What in the Wuerl are you Doing????

I'm as respectful I can possibly be. I've respectfully questioned some of the actions of former Pittsburgh Bishop and now Washington, D.C., Archbishop Donald Wuerl over the years. Much of which I've shared here. In most cases, I got no response from him.

I was not very said to see him leave Pittsburgh. It gives my high hopes for the next Pittsburgh Bishop. But back to Wuerl.

Wurel did not (in my opinion) take a strong stand on much of anything. News out of DC shows that nothing has changed.

A response he made recently to questions about House Speaker Nancy Pelosi (a self proclaimed Catholic) have infuriated the far-right edge of the Catholic blogosphere, and drawn ire from some of the most conservative Catholic leaders of the anti-abortion movement. Archbishop Donald Wuerl has stuck to the stand he took as bishop of Pittsburgh, refusing to withhold communion from Catholic legislators who support legal abortion.
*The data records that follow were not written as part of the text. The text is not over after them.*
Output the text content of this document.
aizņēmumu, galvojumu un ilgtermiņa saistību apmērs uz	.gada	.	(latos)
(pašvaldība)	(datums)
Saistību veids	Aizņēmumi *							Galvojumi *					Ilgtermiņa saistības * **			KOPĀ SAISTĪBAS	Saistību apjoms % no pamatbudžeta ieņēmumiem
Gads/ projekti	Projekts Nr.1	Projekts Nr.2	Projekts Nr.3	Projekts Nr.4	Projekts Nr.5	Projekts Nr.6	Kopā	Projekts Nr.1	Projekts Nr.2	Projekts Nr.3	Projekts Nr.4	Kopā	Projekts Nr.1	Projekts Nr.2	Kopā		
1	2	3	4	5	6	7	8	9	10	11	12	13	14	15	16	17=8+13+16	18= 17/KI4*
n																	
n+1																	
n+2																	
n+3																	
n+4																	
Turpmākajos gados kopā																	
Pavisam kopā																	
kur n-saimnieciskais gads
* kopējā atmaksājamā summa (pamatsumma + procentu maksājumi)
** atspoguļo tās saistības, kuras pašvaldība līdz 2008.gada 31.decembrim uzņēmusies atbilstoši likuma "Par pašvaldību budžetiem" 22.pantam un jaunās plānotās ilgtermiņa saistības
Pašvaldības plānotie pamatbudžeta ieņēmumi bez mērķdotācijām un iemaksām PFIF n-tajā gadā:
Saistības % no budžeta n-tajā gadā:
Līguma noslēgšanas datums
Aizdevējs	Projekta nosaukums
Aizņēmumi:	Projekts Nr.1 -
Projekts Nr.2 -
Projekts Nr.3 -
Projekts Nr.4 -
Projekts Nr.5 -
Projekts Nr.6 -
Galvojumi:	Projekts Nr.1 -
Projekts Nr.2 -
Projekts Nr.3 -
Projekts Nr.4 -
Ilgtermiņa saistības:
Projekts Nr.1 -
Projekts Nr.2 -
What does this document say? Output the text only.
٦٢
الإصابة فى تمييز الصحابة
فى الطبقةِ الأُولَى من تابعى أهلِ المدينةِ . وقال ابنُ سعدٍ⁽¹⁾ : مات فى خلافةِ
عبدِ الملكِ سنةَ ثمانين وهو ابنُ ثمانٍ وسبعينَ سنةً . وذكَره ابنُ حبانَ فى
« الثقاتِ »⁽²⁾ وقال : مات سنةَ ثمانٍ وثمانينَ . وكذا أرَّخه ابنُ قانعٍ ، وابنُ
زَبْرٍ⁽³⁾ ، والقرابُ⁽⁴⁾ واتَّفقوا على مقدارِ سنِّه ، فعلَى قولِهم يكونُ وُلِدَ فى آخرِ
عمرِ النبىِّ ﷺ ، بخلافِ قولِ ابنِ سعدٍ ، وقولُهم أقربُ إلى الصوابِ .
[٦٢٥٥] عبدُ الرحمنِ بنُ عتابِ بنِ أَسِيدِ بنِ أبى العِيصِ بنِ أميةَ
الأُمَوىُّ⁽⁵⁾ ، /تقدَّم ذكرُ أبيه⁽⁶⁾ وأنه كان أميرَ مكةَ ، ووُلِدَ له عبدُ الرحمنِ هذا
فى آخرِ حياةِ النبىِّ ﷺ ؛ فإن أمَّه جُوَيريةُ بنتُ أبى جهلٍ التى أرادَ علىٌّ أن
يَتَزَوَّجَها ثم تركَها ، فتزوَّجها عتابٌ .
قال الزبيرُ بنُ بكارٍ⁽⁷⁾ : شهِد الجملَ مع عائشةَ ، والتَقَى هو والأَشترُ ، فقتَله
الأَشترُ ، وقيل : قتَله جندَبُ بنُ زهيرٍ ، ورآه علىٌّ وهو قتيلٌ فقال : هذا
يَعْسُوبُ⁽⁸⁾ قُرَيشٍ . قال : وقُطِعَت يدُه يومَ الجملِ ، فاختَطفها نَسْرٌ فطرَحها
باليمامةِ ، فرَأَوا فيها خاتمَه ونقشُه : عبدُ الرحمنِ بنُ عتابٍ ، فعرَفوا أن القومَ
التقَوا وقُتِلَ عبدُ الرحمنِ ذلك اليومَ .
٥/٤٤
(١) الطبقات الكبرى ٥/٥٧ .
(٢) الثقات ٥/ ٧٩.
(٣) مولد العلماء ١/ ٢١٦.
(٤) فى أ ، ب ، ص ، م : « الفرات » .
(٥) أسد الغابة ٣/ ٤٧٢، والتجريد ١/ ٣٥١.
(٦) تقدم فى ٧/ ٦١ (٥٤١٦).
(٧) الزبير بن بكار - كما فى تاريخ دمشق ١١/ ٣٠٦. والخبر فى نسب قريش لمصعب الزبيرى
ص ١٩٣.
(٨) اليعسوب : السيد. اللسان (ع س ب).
The Pittsburgh Post-Gazette reports: A week ago in San Diego he took questions from a conservative Catholic journalist about Ms. Pelosi.
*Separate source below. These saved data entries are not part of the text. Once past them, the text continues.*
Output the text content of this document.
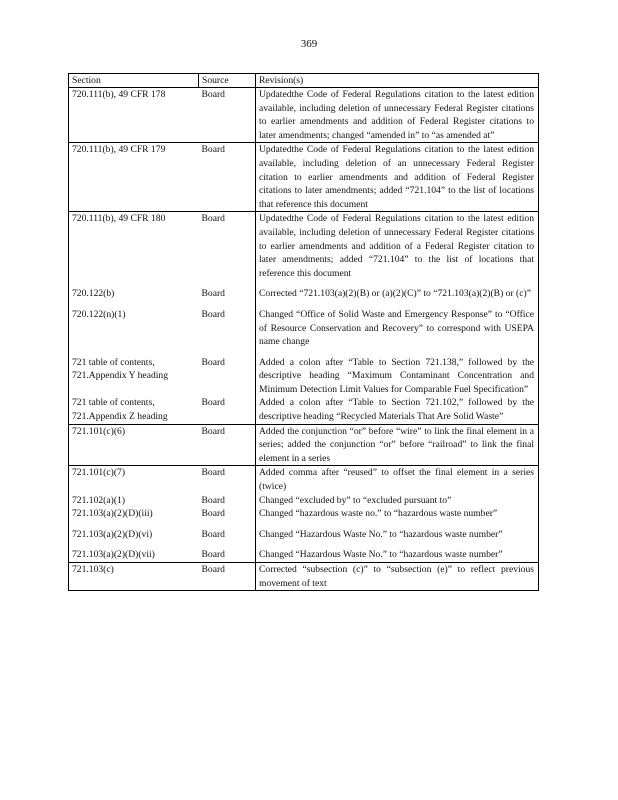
369
Section	Source	Revision(s)
720.111(b), 49 CFR 178	Board	Updatedthe Code of Federal Regulations citation to the latest edition available, including deletion of unnecessary Federal Register citations to earlier amendments and addition of Federal Register citations to later amendments; changed “amended in” to “as amended at”
720.111(b), 49 CFR 179	Board	Updatedthe Code of Federal Regulations citation to the latest edition available, including deletion of an unnecessary Federal Register citation to earlier amendments and addition of Federal Register citations to later amendments; added “721.104” to the list of locations that reference this document
720.111(b), 49 CFR 180	Board	Updatedthe Code of Federal Regulations citation to the latest edition available, including deletion of unnecessary Federal Register citations to earlier amendments and addition of a Federal Register citation to later amendments; added “721.104” to the list of locations that reference this document
720.122(b)	Board	Corrected “721.103(a)(2)(B) or (a)(2)(C)” to “721.103(a)(2)(B) or (c)”
720.122(n)(1)	Board	Changed “Office of Solid Waste and Emergency Response” to “Office of Resource Conservation and Recovery” to correspond with USEPA name change
721 table of contents, 721.Appendix Y heading	Board	Added a colon after “Table to Section 721.138,” followed by the descriptive heading “Maximum Contaminant Concentration and Minimum Detection Limit Values for Comparable Fuel Specification”
721 table of contents, 721.Appendix Z heading	Board	Added a colon after “Table to Section 721.102,” followed by the descriptive heading “Recycled Materials That Are Solid Waste”
721.101(c)(6)	Board	Added the conjunction “or” before “wire” to link the final element in a series; added the conjunction “or” before “railroad” to link the final element in a series
721.101(c)(7)	Board	Added comma after “reused” to offset the final element in a series (twice)
721.102(a)(1)	Board	Changed “excluded by” to “excluded pursuant to”
721.103(a)(2)(D)(iii)	Board	Changed “hazardous waste no.” to “hazardous waste number”
721.103(a)(2)(D)(vi)	Board	Changed “Hazardous Waste No.” to “hazardous waste number”
721.103(a)(2)(D)(vii)	Board	Changed “Hazardous Waste No.” to “hazardous waste number”
721.103(c)	Board	Corrected “subsection (c)” to “subsection (e)” to reflect previous movement of text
"Do you intend to discipline her at all for being persistent and obstinate about her support for abortion and same-sex marriage?" asked Allyson Smith of the Web site California Catholic Daily.

"I will not be using the faculty in the manner you have described," he replied, referring to his authority.


"Will you make a statement to your priests and deacons to warn them not to allow her to receive if she presents herself for Communion?" Ms. Smith continued.

The archbishop responded: "You're talking about a whole different style of pastoral ministry. No."

LifeSiteNews.com ran outraged responses from Catholic leaders on the conservative wing of the anti-abortion movement.

"I don't believe Archbishop Wuerl is doing his job," said the Rev. Tom Euteneuer, president of Human Life International, adding that Ms. Pelosi should be excommunicated.

Judie Brown, president of the American Life League was "appalled that Archbishop Wuerl not only is not going to do anything about this but has publicly said so."

This was a hot topic during the 2004 election. Some argued no one is really worthy of receiving Christ, so how can we ban a person from communion? It has been the long tradition of the church that the person who presents himself or herself for communion has the primary responsibility to determine whether or not they are worthy to receive it. But when a person openly, repeatedly and publicly sins, it is the duty of the clergy to intervene.

You either call a person to repent and fall back in line with church teaching, or you provide a consequence like with holding communion or for the most egregious cases, excommunication.

We need some solid leadership from the Church. How can you preach on the value of life and turn your head when some of the most public and visible examples of the Catholic faith toss aside that teaching in the public arena? If this is not a "deal breaker" then what in the world is?

3 comments:

Anonymous said...

I feel that if a person goes to Communion knowing that he has a grave sin on his soul or whatever else, thats on the person, its their conscience and their soul.

Shaun Pierce said...

I agree. But what of they don't care? Does it not weaken the Church when sin and rejection of Church teaching is continually ignored. I just think they should repent or stop claiming to be Christian if you not even going to attempt to live a Godly life.

Anonymous said...

I agree Powerball, they should stop claiming to be a Christian instead of rejecting the churchs teaching.